Maybe the reality-based community Gore is talking about is the very real
world where opportunistic men marry wealthy women,
sometimes twice, in order
to further their political careers. We will have to get some clarification
on what the meaning of "reality-based” is for Mr. Gore. I’m sure we’ll find
it right next to the definition of the word "is” in the Democratic handbook.
We’re now seeing the same worn-out rhetoric coming from the Kerry campaign.
Anything President Bush does is wrong. I’m surprised Kerry doesn’t insist
that the president doesn’t breathe right, that his breathing has alienated
our "allies” and that he has a plan to do a better job of breathing if
elected to the White House. It’s quite clear to anyone who chooses to be
aware that Kerry will say anything and panders to anyone in order to win the
election. Pathetically, it isn’t about what’s good for our country, instead
it’s about what’s good for Mr. Kerry.
Evident beyond Kerry’s narcissism is the desperation now emanating from his
campaign. Slipping in the polls, Kerry has stopped reaching for the brass
ring of "change” that Bill Clinton possessed and has fallen back on the
age-old liberal tactic of mongering fear to the American electorate.
In Florida Kerry tried to frighten senior citizens into believing that
President Bush, if re-elected, would privatize Social Security, reducing
their monthly stipends by up to $700. Of course this is blatantly untrue.
President Bush has proposed allowing younger workers to secure their own
futures by voluntarily investing in tax-free safe retirement accounts, doing
so without changing benefits for those now in or near retirement.
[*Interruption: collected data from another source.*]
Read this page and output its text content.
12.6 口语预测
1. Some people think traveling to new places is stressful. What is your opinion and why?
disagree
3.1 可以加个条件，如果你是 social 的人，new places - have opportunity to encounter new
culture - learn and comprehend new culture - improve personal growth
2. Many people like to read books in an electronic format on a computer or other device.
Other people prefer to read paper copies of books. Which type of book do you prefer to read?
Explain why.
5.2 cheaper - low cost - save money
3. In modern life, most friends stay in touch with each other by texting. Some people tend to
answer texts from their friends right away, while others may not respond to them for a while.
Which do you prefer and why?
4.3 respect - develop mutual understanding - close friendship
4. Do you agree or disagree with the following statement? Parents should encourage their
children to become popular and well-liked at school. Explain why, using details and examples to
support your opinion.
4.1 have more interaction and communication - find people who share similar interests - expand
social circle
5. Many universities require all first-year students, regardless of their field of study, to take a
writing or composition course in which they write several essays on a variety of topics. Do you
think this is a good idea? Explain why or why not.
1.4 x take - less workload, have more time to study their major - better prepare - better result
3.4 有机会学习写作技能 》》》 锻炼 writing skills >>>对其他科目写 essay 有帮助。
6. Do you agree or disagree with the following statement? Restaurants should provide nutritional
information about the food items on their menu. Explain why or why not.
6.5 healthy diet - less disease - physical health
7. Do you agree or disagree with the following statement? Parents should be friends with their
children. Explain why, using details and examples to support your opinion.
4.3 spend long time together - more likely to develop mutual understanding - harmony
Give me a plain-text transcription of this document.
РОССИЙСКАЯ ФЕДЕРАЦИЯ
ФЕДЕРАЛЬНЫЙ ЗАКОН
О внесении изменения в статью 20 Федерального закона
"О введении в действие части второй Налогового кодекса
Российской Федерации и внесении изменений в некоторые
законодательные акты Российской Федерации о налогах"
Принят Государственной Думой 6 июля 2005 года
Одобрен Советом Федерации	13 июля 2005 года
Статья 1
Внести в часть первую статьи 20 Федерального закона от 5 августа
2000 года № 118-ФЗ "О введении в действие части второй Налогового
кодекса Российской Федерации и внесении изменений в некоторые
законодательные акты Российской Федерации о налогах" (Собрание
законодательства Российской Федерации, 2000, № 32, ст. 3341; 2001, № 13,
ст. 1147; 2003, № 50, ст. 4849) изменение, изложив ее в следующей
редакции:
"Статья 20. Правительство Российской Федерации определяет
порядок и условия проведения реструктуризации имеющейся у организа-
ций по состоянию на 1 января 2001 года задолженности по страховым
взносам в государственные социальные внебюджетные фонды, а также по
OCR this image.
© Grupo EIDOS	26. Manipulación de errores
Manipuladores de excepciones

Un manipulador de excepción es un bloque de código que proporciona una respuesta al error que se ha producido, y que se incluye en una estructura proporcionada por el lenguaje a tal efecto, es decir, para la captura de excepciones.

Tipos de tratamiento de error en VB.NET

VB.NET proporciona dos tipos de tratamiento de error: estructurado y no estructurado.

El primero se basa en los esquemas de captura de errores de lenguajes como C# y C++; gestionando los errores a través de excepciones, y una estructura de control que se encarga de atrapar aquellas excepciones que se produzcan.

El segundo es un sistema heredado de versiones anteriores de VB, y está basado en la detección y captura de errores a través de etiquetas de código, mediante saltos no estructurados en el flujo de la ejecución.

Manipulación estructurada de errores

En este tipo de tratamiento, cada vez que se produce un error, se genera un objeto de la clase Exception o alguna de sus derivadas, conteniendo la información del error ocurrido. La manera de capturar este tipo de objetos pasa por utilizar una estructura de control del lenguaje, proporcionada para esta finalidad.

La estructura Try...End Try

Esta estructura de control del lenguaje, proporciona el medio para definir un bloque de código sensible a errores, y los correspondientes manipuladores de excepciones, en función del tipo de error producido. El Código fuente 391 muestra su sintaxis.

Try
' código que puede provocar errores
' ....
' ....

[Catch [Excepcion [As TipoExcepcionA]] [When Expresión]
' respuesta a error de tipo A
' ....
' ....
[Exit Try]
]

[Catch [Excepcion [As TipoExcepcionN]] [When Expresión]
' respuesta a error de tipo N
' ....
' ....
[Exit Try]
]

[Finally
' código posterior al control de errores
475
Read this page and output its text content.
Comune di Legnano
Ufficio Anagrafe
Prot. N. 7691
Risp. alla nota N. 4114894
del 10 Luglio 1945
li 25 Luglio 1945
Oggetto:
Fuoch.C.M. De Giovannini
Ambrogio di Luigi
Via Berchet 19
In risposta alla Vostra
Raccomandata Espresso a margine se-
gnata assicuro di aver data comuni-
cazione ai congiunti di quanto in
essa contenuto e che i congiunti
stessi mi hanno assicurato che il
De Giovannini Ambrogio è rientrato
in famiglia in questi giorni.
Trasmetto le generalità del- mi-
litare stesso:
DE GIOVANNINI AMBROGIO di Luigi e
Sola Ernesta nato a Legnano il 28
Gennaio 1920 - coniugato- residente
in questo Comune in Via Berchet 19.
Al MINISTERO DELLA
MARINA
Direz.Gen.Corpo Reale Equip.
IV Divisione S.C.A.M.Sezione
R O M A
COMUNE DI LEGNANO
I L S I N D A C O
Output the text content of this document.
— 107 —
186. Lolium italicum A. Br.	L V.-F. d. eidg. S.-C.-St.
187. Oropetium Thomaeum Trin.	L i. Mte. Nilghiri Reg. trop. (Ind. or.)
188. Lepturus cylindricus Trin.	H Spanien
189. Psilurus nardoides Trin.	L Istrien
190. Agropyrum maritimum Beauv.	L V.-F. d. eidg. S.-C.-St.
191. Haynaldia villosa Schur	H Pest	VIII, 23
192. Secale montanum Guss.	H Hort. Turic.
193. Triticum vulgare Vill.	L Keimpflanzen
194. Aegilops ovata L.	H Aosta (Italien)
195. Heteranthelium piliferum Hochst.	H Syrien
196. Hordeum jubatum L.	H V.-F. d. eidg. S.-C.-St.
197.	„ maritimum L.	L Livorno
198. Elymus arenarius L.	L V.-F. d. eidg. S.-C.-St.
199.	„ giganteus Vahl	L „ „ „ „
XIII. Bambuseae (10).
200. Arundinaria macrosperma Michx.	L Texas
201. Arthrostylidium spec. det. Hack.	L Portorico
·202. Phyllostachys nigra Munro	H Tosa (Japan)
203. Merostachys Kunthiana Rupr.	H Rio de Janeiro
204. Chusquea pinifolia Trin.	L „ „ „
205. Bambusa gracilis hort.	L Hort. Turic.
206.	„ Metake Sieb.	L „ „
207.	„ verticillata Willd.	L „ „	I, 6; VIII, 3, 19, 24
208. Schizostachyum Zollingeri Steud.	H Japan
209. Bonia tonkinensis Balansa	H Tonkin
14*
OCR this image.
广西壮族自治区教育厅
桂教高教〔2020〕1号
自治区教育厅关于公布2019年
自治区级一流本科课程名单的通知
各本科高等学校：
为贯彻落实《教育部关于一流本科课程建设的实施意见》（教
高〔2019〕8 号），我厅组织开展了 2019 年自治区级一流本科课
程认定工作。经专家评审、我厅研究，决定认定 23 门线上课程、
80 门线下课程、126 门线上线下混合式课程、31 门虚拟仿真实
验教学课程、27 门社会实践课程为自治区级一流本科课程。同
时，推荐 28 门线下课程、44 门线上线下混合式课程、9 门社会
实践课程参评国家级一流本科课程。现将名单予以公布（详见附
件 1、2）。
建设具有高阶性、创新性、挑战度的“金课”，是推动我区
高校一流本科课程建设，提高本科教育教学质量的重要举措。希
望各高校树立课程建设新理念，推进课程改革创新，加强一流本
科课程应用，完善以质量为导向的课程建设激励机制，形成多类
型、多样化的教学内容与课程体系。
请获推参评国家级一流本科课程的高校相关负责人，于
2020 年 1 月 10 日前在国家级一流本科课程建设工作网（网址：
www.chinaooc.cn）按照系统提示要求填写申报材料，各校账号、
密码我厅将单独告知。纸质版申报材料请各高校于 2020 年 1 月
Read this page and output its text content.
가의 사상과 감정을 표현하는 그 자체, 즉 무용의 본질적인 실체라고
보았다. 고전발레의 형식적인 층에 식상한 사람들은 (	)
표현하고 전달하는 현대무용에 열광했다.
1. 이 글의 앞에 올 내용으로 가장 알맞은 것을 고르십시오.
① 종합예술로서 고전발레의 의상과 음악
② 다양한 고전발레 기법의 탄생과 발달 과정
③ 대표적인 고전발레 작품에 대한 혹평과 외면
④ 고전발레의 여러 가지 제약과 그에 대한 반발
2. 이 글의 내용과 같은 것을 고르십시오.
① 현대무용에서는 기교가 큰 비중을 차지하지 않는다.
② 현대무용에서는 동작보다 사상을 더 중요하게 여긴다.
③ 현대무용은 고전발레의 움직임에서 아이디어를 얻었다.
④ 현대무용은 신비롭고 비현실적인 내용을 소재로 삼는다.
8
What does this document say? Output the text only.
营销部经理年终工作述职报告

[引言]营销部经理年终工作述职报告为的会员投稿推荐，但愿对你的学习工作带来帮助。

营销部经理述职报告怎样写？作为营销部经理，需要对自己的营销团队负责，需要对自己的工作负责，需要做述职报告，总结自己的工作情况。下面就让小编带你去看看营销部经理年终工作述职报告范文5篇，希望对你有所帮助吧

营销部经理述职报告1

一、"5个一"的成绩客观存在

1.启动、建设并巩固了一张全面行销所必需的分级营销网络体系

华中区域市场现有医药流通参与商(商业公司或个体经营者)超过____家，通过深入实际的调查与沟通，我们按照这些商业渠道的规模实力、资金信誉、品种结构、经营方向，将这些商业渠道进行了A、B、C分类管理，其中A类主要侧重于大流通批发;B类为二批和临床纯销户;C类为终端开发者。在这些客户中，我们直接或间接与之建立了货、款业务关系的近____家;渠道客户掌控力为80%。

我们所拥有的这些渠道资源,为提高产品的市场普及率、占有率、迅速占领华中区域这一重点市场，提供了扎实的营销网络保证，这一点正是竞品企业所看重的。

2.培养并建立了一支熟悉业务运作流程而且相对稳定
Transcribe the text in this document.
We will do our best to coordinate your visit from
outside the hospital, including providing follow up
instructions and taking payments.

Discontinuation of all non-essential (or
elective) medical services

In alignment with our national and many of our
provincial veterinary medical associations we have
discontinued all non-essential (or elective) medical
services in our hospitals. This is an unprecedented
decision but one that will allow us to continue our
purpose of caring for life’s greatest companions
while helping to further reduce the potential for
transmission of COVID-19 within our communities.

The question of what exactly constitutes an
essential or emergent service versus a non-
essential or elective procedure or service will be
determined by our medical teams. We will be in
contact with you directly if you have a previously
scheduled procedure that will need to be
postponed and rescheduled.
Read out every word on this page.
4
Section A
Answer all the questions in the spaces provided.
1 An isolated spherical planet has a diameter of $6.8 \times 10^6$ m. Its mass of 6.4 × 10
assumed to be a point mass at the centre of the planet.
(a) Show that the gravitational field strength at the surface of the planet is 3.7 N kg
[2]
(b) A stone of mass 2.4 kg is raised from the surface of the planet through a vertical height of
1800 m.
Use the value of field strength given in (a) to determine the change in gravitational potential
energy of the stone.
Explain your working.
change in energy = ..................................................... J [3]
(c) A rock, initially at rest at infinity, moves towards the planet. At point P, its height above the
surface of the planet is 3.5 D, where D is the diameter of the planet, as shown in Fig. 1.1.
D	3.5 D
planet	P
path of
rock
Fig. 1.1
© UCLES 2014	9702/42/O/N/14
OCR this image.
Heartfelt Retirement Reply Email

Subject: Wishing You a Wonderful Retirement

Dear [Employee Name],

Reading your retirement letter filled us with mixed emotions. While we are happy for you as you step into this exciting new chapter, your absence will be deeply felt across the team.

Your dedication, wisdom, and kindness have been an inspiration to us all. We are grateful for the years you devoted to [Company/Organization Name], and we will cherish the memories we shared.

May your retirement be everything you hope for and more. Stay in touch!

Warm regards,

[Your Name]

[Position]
But to
listen to Kerry our senior citizens will be eating dog food if President
Bush is re-elected.
The most egregious of Kerry’s lies this election cycle is the insistence
that President Bush has a plan to reinstate the draft. While Kerry’s
deception sounds as though he knows what he is talking about it simply isn’t
the truth. President Bush has directly stated there would be no
reinstatement of the draft. Besides, only Congress has that authority.
Then there is the despicable accusation that Republicans are doing all they
can to keep the American-African community from voting. America Coming
Together – a George Soros/Harold Ickes group – has even distributed fliers
depicting black voters being doused with fire-hoses circa 1960’s Alabama.
All this rhetoric and not one instance of voter intimidation has ever been
found to be true, not in 2000 and not now.
We bought the used car of "change” from Bill Clinton and paid dearly for it
in the quality of our military, our intelligence communities and
entitlements, among other things. As John Kerry tries to achieve the same
"change” through the promotion of fear and divisiveness we need to ask
ourselves, do we need the extended warranty on this used car of "change?”
Honestly, I don’t think we can afford it.